サンゴの新種、日南大島で相次ぎ発見 宮崎大教授「研究の発信地に」
<写真>、、、宮崎県日南市の大島周辺海域で見つかった新種の造礁サンゴ「ヘンゲカメノコキクメイシ」
深見裕伸・宮崎大教授提供
宮崎県日南市の大島の周辺海域で、サンゴの新種発見が相次いでいる。
研究者は「宮崎がサンゴ研究の新しい発信地になる」と期待。
日本の環境保全を考える上での重要性を強調している。
宮崎大の深見裕伸教授(海洋生物環境学)のグループは、サンゴ礁を形成する能力がある「造礁サンゴ」に属する新種を発見し、茶色や緑色などさまざまな色があることから「ヘンゲカメノコキクメイシ」と命名したと、7月に発表した。
深見教授らは4月にも大島周辺で、ソフトコーラルと呼ばれるグループの新種を発見したと発表している。
ソフトコーラルは、大きさが1ミリにも満たない細かい石灰質の骨片を体内にバラバラな状態で保持しているサンゴだ。
ソフトコーラルの新種は、同じ大島周辺で深見教授らが見つけ、2年前にも発表している。
この時の新種はウミアザミ属に含まれるが、ほかのウミアザミ属に見られる扁平(へんぺい)で楕円(だえん)状の骨片だけでなく、紡錘(ぼうすい)形をした特殊な骨片を持つのが特徴で、世界で初めての例だったという。
7月に確認された造礁サンゴの新種は、こうしたソフトコーラルとは異なり、しっかりした石灰質の骨格を持つ。

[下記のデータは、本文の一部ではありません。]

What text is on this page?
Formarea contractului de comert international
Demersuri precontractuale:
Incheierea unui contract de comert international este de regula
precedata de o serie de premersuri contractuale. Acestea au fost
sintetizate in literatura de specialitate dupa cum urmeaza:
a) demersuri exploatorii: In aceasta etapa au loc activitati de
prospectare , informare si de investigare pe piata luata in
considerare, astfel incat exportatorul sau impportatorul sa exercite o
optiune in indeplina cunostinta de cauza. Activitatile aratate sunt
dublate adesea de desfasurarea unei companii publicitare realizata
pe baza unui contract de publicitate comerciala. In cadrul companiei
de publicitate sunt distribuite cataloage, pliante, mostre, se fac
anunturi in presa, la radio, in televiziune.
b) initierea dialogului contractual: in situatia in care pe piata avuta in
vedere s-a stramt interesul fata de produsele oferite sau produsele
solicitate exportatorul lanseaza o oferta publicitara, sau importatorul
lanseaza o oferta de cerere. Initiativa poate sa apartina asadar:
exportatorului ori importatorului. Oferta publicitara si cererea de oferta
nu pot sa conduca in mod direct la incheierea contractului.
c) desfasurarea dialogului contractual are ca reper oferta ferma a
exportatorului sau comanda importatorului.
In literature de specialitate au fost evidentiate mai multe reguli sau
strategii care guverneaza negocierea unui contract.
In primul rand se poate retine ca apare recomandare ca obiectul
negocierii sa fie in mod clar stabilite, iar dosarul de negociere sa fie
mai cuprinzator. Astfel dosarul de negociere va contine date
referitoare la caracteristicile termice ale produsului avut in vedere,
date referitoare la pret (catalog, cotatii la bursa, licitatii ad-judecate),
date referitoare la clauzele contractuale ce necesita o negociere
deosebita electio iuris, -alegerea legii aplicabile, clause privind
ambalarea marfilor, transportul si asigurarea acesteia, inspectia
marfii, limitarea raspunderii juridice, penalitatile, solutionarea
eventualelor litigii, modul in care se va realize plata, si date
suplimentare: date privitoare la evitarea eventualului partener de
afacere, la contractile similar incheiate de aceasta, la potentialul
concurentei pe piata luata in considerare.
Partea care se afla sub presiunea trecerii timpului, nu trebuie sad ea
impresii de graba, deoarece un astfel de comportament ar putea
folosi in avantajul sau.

この骨格が長い年月をかけて積み重なり、地形を形成するまでに成長したものがサンゴ礁と呼ばれる。
「サンゴは日本各地に生息するが、サンゴ礁ができるのは基本的に鹿児島県の種子島より南の暖かい亜熱帯の海域。
今回は、非サンゴ礁域にあたる温帯気候の九州以北で、貴重で珍しい造礁サンゴの生息を証明できた」と深見教授は意義を語る。
造礁サンゴが必ずしもサンゴ礁をつくるとは限らない。
カギは寒い冬季の海水温で、一般には18度以上が条件とされる。いま、地球温暖化による海水温上昇が各地で観測されている。
県沖でのサンゴ研究が地球環境の変化についての貴重なデータになると、深見教授らは注目している。